Middle East crude benchmark Oman’s premium rose above $4 a barrel to a six-month high on Thursday, with trading for October-loading cargoes closed for the month at higher levels versus last month on robust demand in Asia despite rising supply from OPEC producers.
RUSSIA OIL
Indian state refiners have stopped buying Russian oil in the past week as discounts narrowed this month and U.S. President Donald Trump warned against purchasing oil from Moscow, industry sources said.

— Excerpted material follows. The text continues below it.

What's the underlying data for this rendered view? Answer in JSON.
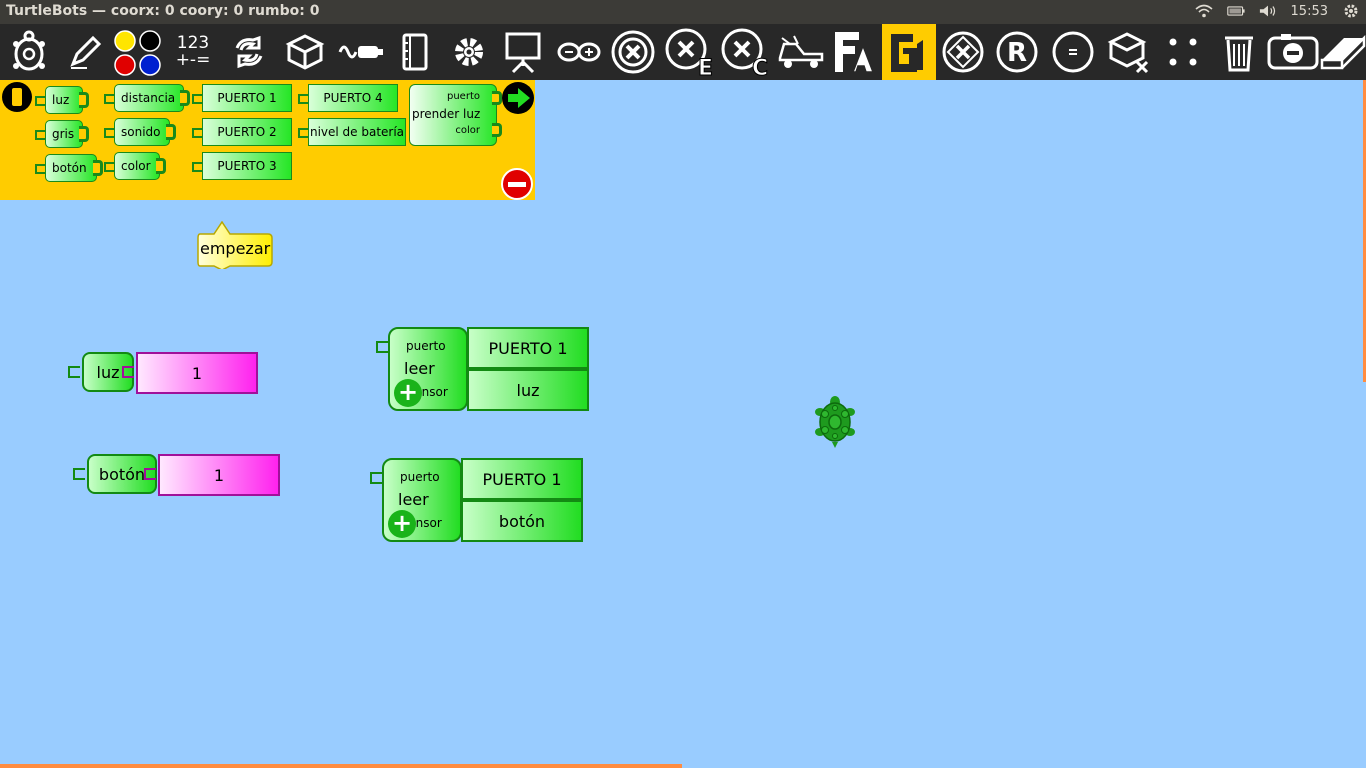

The country’s state refiners – Indian Oil Corp, Hindustan Petroleum Corp, Bharat Petroleum Corp and Mangalore Refinery Petrochemical Ltd – have not sought Russian crude in the past week or so, four sources familiar with the refiners’ purchase plans told Reuters.
The four refiners regularly buy Russian oil on a delivered basis and have turned to spot markets for replacement supply – mostly Middle Eastern grades such as Abu Dhabi’s Murban crude and West African oil, sources said.
IOC is in talks to buy more crude for late September to October delivery via a tender which closes on Friday, traders said.
Earlier this week, IOC bought 1 million barrels of Murban from BP, and 1 million barrels each of Agbami and Nemba crude from Chevron for October delivery via a tender, they said.
Separately, premiums for ESPO Blend crude oil loading from Russia’s Kozmino port in late August to early September for delivery into China have held firm as buyers seeking to meet robust demand ignore the threat of increased U.S. tariffs, four traders said on Wednesday.
ARBITRAGE
Asia is expected to step up imports of U.S. West Texas Intermediate crude in the fourth quarter after Middle East oil prices strengthened and opened the arbitrage window, trade sources said.
U.S. producer Occidental has sold WTI crude to Japanese refiner Taiyo Oil, the sources said. The cargo was sold at a premium of about $3.50 a barrel to October Dubai quotes for October delivery, one of the sources said.
WTI crude could be delivered at 50-75 cents a barrel lower versus similar quality Murban oil to North Asian refiners depending on suppliers, a Singapore-based trader said.
Two other traders said WTI is at least 30 cents cheaper than the light-sour Murban grade.
Falling costs for a very large crude carrier to send 2 million barrels of crude from the U.S. Gulf Coast to Asia are also enabling the trade.
The costs for a VLCC to ship U.S. crude to China, Singapore and the western cost of India fell $200,000 to $6.5 million, $5.5 million and $5.35 million, respectively, on Wednesday, SSY’s daily tanker rates on LSEG Workspace showed.
SINGAPORE CASH DEALS
Cash Dubai’s premium to swaps rose 3 cents to $3.13 a barrel. PetroChina will deliver a September-loading Upper Zakum crude cargo to Vitol following the deals.